A precious historical artefact nestles deep in the recesses of my filing cabinet – a full set of paper copies of the original Ancient Woodland Inventory for England. The reports, compiled county by county, contain hundreds of copies of maps, with hand drawn boundaries of areas deemed to be ancient woodland, prefaced by pages of contextual information about the county and its woodland.
I still refer to them occasionally. Even though the maps are now available digitally and have been updated more than once since the Inventory was produced in the 1980s and ’90s, the text that accompanies them is not available anywhere else. I also like the connection that reading these reports gives with the origins of the inventory. They were produced through hours of work by individual human beings, tracing and transferring boundaries from paper maps, searching for and interpreting historical maps and documents, and in some cases visiting and surveying sites. The handwritten notes on which they are based are still held by Natural England in their Peterborough offices. In future, they may be seen as a historical source in their own right.

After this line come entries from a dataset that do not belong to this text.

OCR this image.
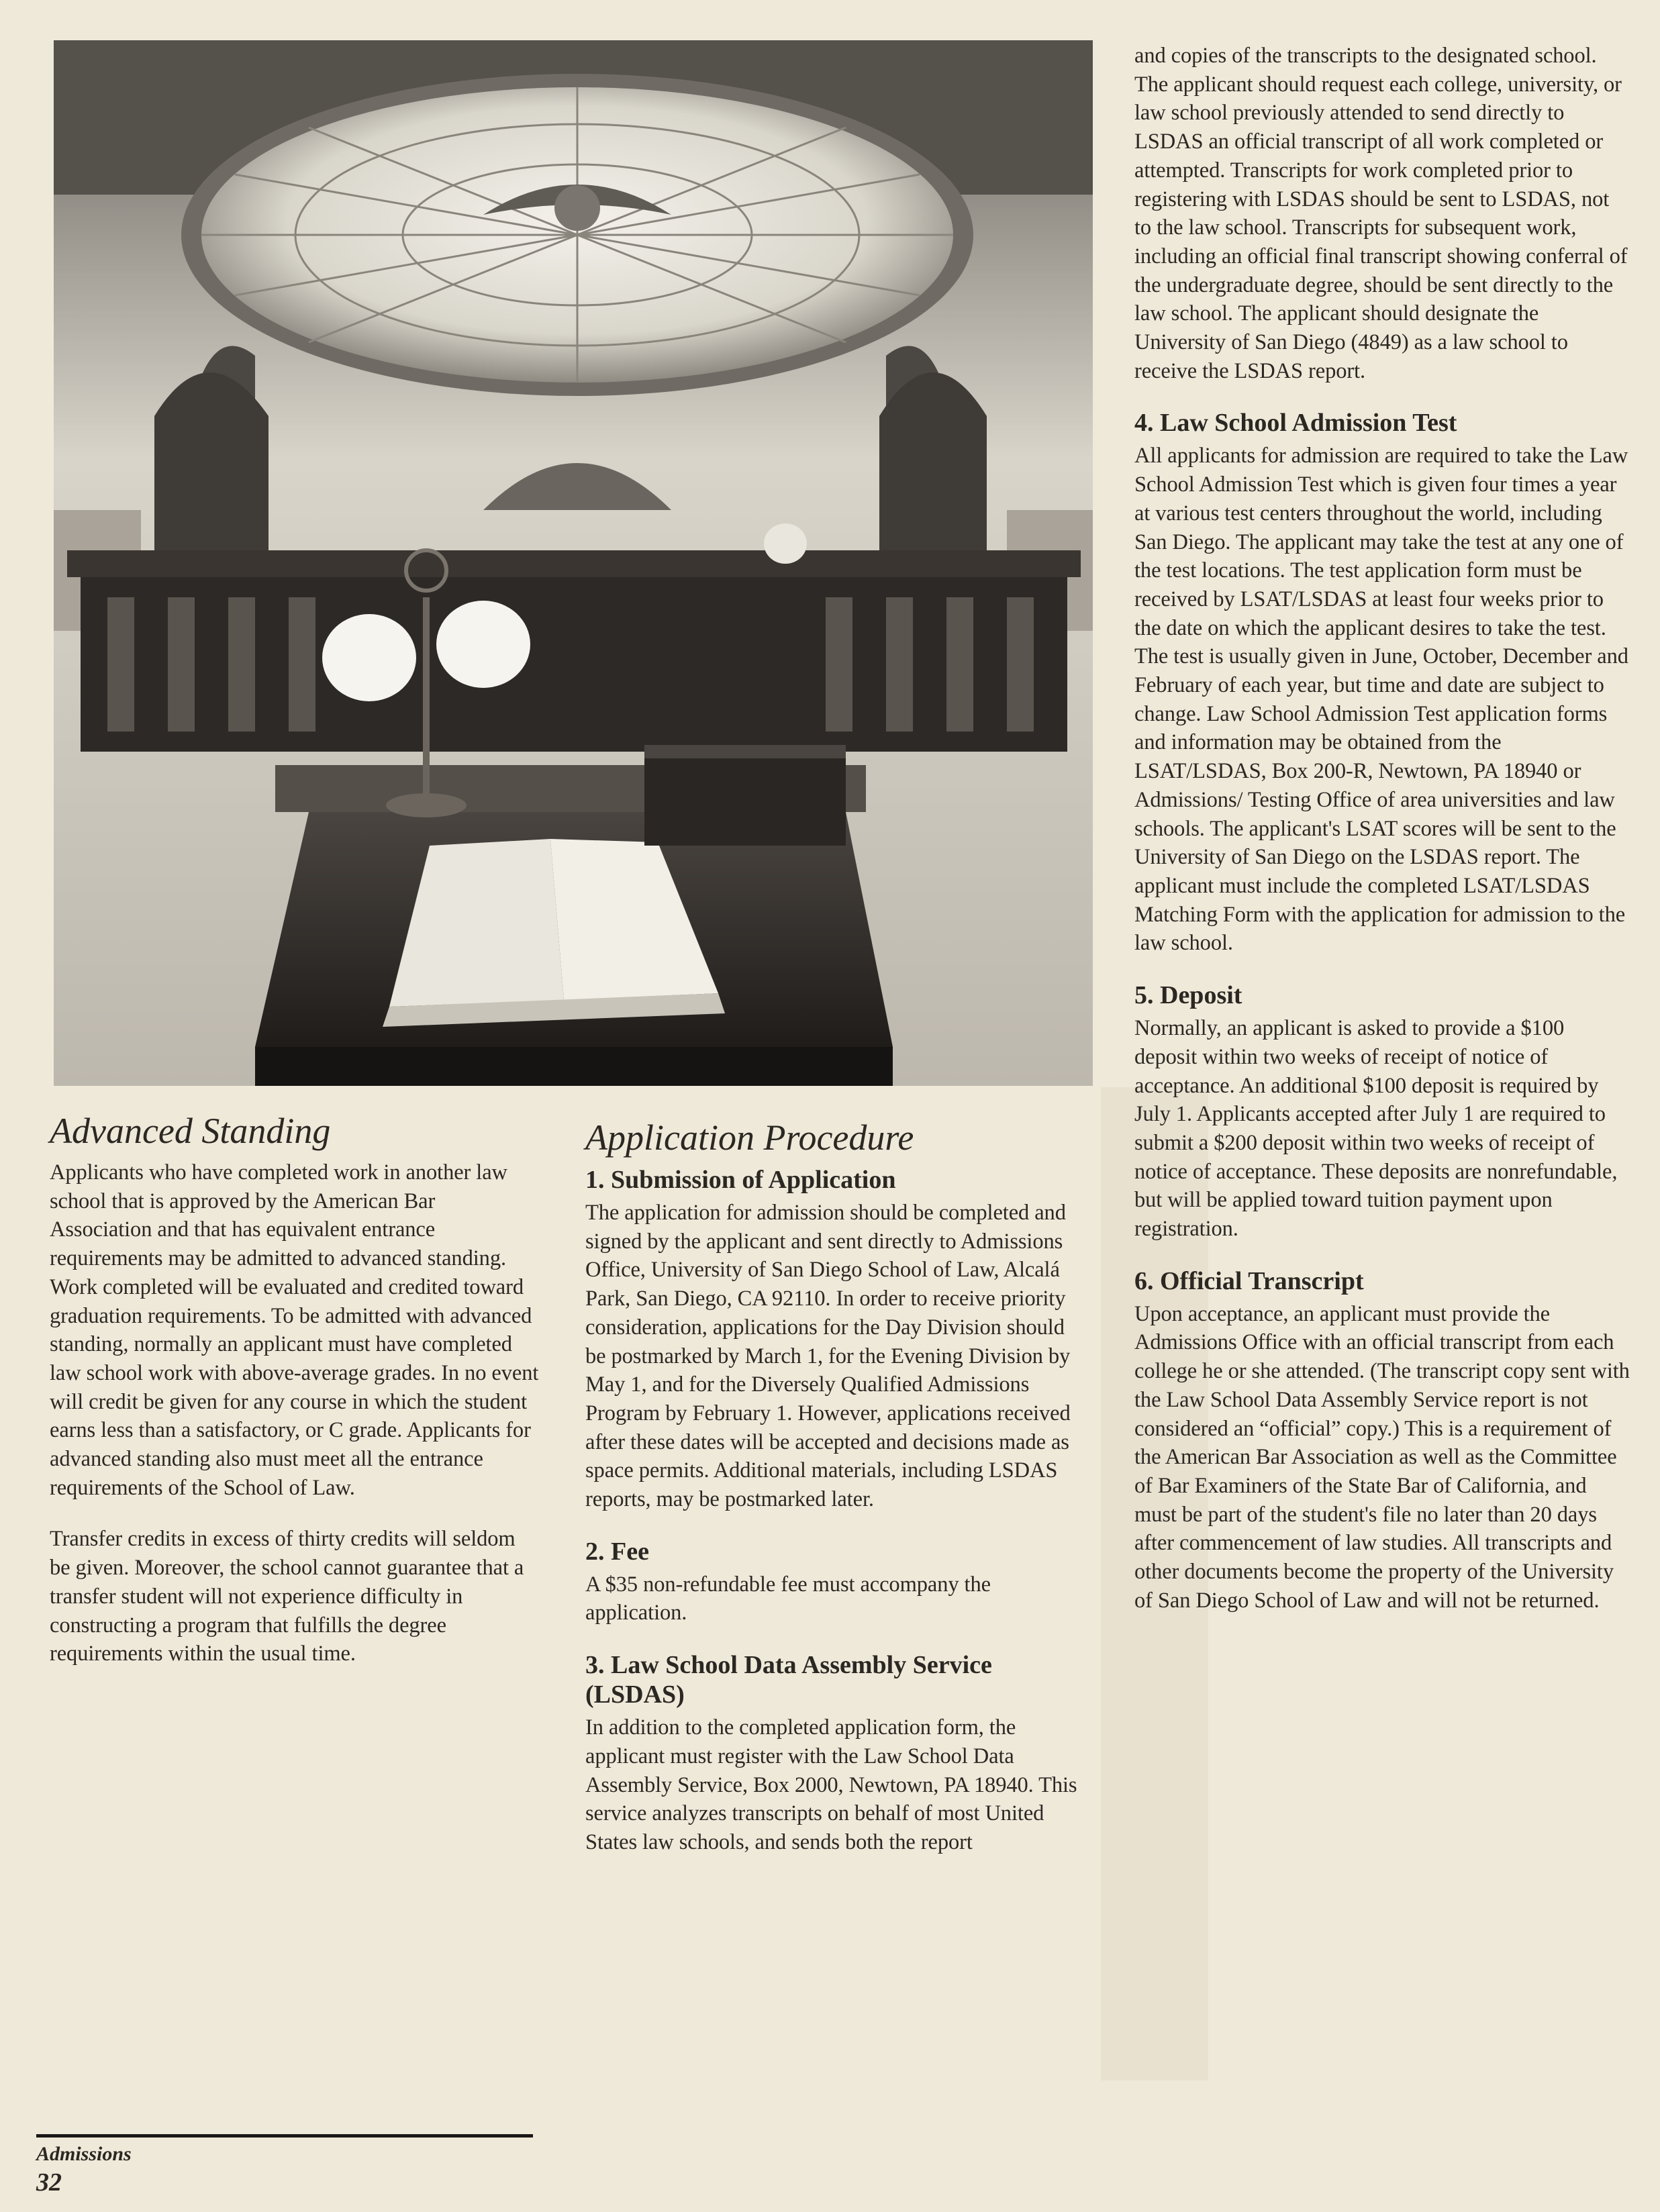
Advanced Standing

Applicants who have completed work in another law school that is approved by the American Bar Association and that has equivalent entrance requirements may be admitted to advanced standing. Work completed will be evaluated and credited toward graduation requirements. To be admitted with advanced standing, normally an applicant must have completed law school work with above-average grades. In no event will credit be given for any course in which the student earns less than a satisfactory, or C grade. Applicants for advanced standing also must meet all the entrance requirements of the School of Law.

Transfer credits in excess of thirty credits will seldom be given. Moreover, the school cannot guarantee that a transfer student will not experience difficulty in constructing a program that fulfills the degree requirements within the usual time.

Application Procedure
1. Submission of Application

The application for admission should be completed and signed by the applicant and sent directly to Admissions Office, University of San Diego School of Law, Alcalá Park, San Diego, CA 92110. In order to receive priority consideration, applications for the Day Division should be postmarked by March 1, for the Evening Division by May 1, and for the Diversely Qualified Admissions Program by February 1. However, applications received after these dates will be accepted and decisions made as space permits. Additional materials, including LSDAS reports, may be postmarked later.

2. Fee

A $35 non-refundable fee must accompany the application.

3. Law School Data Assembly Service (LSDAS)

In addition to the completed application form, the applicant must register with the Law School Data Assembly Service, Box 2000, Newtown, PA 18940. This service analyzes transcripts on behalf of most United States law schools, and sends both the report

and copies of the transcripts to the designated school. The applicant should request each college, university, or law school previously attended to send directly to LSDAS an official transcript of all work completed or attempted. Transcripts for work completed prior to registering with LSDAS should be sent to LSDAS, not to the law school. Transcripts for subsequent work, including an official final transcript showing conferral of the undergraduate degree, should be sent directly to the law school. The applicant should designate the University of San Diego (4849) as a law school to receive the LSDAS report.

4. Law School Admission Test

All applicants for admission are required to take the Law School Admission Test which is given four times a year at various test centers throughout the world, including San Diego. The applicant may take the test at any one of the test locations. The test application form must be received by LSAT/LSDAS at least four weeks prior to the date on which the applicant desires to take the test. The test is usually given in June, October, December and February of each year, but time and date are subject to change. Law School Admission Test application forms and information may be obtained from the LSAT/LSDAS, Box 200-R, Newtown, PA 18940 or Admissions/ Testing Office of area universities and law schools. The applicant's LSAT scores will be sent to the University of San Diego on the LSDAS report. The applicant must include the completed LSAT/LSDAS Matching Form with the application for admission to the law school.

5. Deposit

Normally, an applicant is asked to provide a $100 deposit within two weeks of receipt of notice of acceptance. An additional $100 deposit is required by July 1. Applicants accepted after July 1 are required to submit a $200 deposit within two weeks of receipt of notice of acceptance. These deposits are nonrefundable, but will be applied toward tuition payment upon registration.

6. Official Transcript

Upon acceptance, an applicant must provide the Admissions Office with an official transcript from each college he or she attended. (The transcript copy sent with the Law School Data Assembly Service report is not considered an “official” copy.) This is a requirement of the American Bar Association as well as the Committee of Bar Examiners of the State Bar of California, and must be part of the student's file no later than 20 days after commencement of law studies. All transcripts and other documents become the property of the University of San Diego School of Law and will not be returned.

Admissions
32
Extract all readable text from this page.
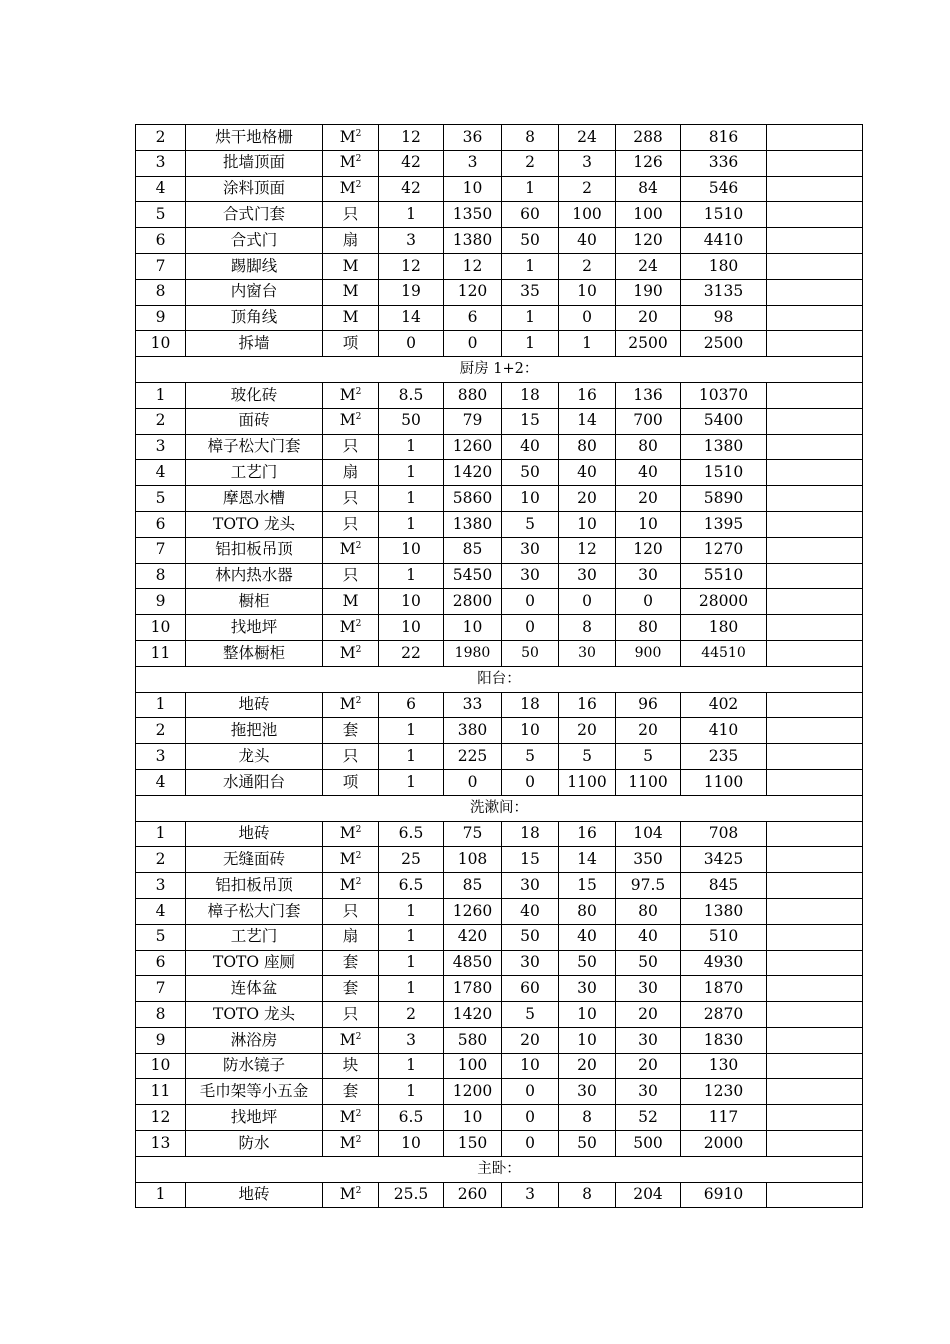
2	烘干地格栅	$M^2$	12	36	8	24	288	816	
3	批墙顶面	$M^2$	42	3	2	3	126	336	
4	涂料顶面	$M^2$	42	10	1	2	84	546	
5	合式门套	只	1	1350	60	100	100	1510	
6	合式门	扇	3	1380	50	40	120	4410	
7	踢脚线	M	12	12	1	2	24	180	
8	内窗台	M	19	120	35	10	190	3135	
9	顶角线	M	14	6	1	0	20	98	
10	拆墙	项	0	0	1	1	2500	2500	
厨房 1+2：									
1	玻化砖	$M^2$	8.5	880	18	16	136	10370	
2	面砖	$M^2$	50	79	15	14	700	5400	
3	樟子松大门套	只	1	1260	40	80	80	1380	
4	工艺门	扇	1	1420	50	40	40	1510	
5	摩恩水槽	只	1	5860	10	20	20	5890	
6	TOTO 龙头	只	1	1380	5	10	10	1395	
7	铝扣板吊顶	$M^2$	10	85	30	12	120	1270	
8	林内热水器	只	1	5450	30	30	30	5510	
9	橱柜	M	10	2800	0	0	0	28000	
10	找地坪	$M^2$	10	10	0	8	80	180	
11	整体橱柜	$M^2$	22	1980	50	30	900	44510	
阳台：									
1	地砖	$M^2$	6	33	18	16	96	402	
2	拖把池	套	1	380	10	20	20	410	
3	龙头	只	1	225	5	5	5	235	
4	水通阳台	项	1	0	0	1100	1100	1100	
洗漱间：									
1	地砖	$M^2$	6.5	75	18	16	104	708	
2	无缝面砖	$M^2$	25	108	15	14	350	3425	
3	铝扣板吊顶	$M^2$	6.5	85	30	15	97.5	845	
4	樟子松大门套	只	1	1260	40	80	80	1380	
5	工艺门	扇	1	420	50	40	40	510	
6	TOTO 座厕	套	1	4850	30	50	50	4930	
7	连体盆	套	1	1780	60	30	30	1870	
8	TOTO 龙头	只	2	1420	5	10	20	2870	
9	淋浴房	$M^2$	3	580	20	10	30	1830	
10	防水镜子	块	1	100	10	20	20	130	
11	毛巾架等小五金	套	1	1200	0	30	30	1230	
12	找地坪	$M^2$	6.5	10	0	8	52	117	
13	防水	$M^2$	10	150	0	50	500	2000	
主卧：									
1	地砖	$M^2$	25.5	260	3	8	204	6910	
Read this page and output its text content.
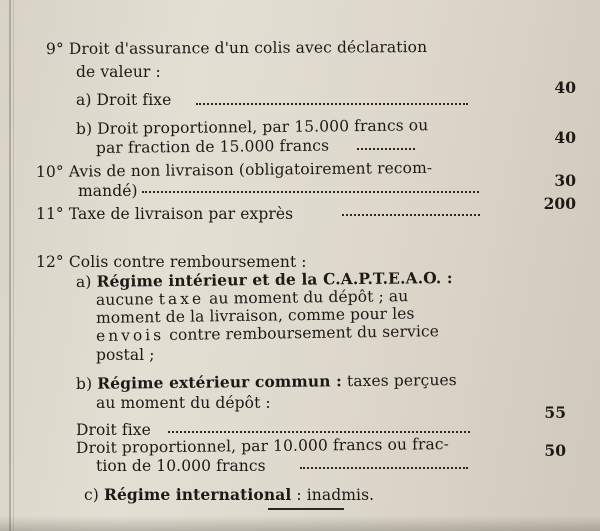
9° Droit d'assurance d'un colis avec déclaration
de valeur :
a) Droit fixe
40
b) Droit proportionnel, par 15.000 francs ou
par fraction de 15.000 francs	40
10° Avis de non livraison (obligatoirement recom-
mandé)
30
11° Taxe de livraison par exprès
200
12° Colis contre remboursement :
a) Régime intérieur et de la C.A.P.T.E.A.O. :
aucune taxe au moment du dépôt ; au
moment de la livraison, comme pour les
envois contre remboursement du service
postal ;
b) Régime extérieur commun : taxes perçues
au moment du dépôt :
Droit fixe
55
Droit proportionnel, par 10.000 francs ou frac-
tion de 10.000 francs
50
c) Régime international : inadmis.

The original production of the Inventory was limited by availability of resources – both in terms of the time to carry out detailed research, and the sources available – and also by the technology at the time. It was also limited by the purposes for which it was envisaged it would be used – certainly not the detailed planning cases in which it is often called into question. There is pretty broad agreement of the need for an update, to make the Inventory more fit for the purposes for which it is now used – as set out in our Enough is Enough campaign and a previous blog on these pages.
However, despite (and in some ways because of) technological advances, producing a new, better Inventory is not without difficulty. In this digital age we potentially have access to a lot more data, both geographical and historical. The process of interpreting all of this will still be down to individuals. And while understanding of ancient woodland and its importance has continued to develop in the last 40 years, increased policy protection for ancient woods means there is far greater pressure on the Inventory to be accurate, and for transparency and standardisation of the decision making process to classify woods, which is not as easy as it sounds.
Hats off, then, to Natural England, who are trying to move this forward. A further meeting this week brought together representatives from Natural England, Forestry Commission, the Woodland Trust, the National Archives and others to thrash out some of the issues and come up with a plan to build on the work that has already been done to update the Inventory in the south east of England.
It feels as though things are moving in the right direction, and while for me it may feel like a sad day when it happens, it will also be a better one for ancient woods when the original Inventory is consigned to the history books.